师父一身单薄,坐在屋子前面的矮凳上,望着万里无云的天,突然开口问我。
“然儿,我们下山,怎么样?”
就像是十年前,他将四岁的我带回药庐,小心翼翼地擦净我脸上的血渍,温柔地笑道。
“我们以后就住在这里,然儿觉得怎么样?”
我的目光从正在捣的药上移开,望向师父,发现他也正望着我,安然浅笑,逆光下可以看见他嘴角边有淡淡的梨涡,却看不清双目中的光芒。
“那师父打算什么时候回来?”我问。
屋檐上化下的雪水滴滴答答落在屋前的石头上,溅开无数细碎的水雾,在不算热烈的阳光下泛着温和的光芒。团子“喵呜”一声,蹦到了师傅膝上,蜷缩着身子躺下,一派惬意,让师父漫不经心地挠着它的下巴。
“不回来了。”师父缓缓道。
我低头望着手中的药杵,只是迷茫了一小会,随后点头应道。
“好。”我说:“师父在哪,哪就是然儿的家。”
“即便要去的地方是地狱。”
“嗯,即便是地狱。”
师父低着头笑了,从我的角度能看见他颤抖的睫毛晕着暖色的光辉,好看极了。
“然儿总是能说让为师高兴的话。”他这么说。
等屋檐上的雪全部化完,嫩绿的枝叶布满大地的时候,师父一把火烧了培育了多年的药圃,牵着我的手下了山。
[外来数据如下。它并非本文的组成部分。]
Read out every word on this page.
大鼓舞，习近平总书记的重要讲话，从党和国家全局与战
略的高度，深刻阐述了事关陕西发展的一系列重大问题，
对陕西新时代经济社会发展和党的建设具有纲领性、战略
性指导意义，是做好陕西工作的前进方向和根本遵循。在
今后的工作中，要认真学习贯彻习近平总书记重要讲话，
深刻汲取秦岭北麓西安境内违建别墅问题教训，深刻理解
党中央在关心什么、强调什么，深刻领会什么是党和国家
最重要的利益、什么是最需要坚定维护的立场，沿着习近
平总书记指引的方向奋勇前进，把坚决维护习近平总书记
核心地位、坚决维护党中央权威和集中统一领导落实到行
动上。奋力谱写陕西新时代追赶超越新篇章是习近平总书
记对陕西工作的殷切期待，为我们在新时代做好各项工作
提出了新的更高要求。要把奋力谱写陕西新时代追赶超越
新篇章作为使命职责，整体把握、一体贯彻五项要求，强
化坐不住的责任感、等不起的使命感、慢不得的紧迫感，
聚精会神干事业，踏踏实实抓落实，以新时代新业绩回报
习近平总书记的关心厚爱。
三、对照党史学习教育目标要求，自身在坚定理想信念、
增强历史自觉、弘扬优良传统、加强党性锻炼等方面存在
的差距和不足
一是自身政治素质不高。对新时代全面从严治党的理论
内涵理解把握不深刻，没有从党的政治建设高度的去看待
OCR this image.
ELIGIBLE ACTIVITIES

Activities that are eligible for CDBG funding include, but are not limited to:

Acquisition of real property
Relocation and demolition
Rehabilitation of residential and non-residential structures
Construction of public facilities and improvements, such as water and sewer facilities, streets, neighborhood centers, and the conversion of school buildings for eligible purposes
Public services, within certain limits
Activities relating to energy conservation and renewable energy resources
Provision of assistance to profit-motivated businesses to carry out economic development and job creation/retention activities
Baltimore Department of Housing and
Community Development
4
山下,从未见过的坠着金色流苏的宝马香车正静立在羊肠小道尽头,牵马的仆人弯腰向着我们行礼,低眉顺眼地撩开了马车的门帘,恭恭敬敬道:“洛神医请。”
师父没有动。
我疑惑地想要去看师父的表情,却被师父及时按住了脑袋,无论如何也转不过去。
“然儿,不要乱看,懂吗?”
师父的声音悠长而冷淡。
他说,不要乱看。
可是从前,他带着我学医,展示着药篓里面的草药,对着一脸好奇的我说的明明是“然儿,要多看看,才会懂啊”。
怀里的团子舔了舔我的手指,留下湿漉漉的感觉,似乎有些委屈地“喵呜”了一声。
我规矩地将目光挪向小路尽头的宝马香车,目不斜视,乖巧道:“是,师父,然儿懂了。”
马车走走停停,终于在三天后进入了帝都。
在药庐生活久了,真的都快忘记什么是人声鼎沸,我悄悄从马车窗户望出,能看见琳琅满目的商品和熙熙攘攘的贩夫走卒。
和十年前比起来,帝都似乎变了许多。
马车“吁”一声在目的地停了下来,我听见车夫下车,前去敲门的声音。金属的门环敲击着厚重的木门,发出沉闷的声响。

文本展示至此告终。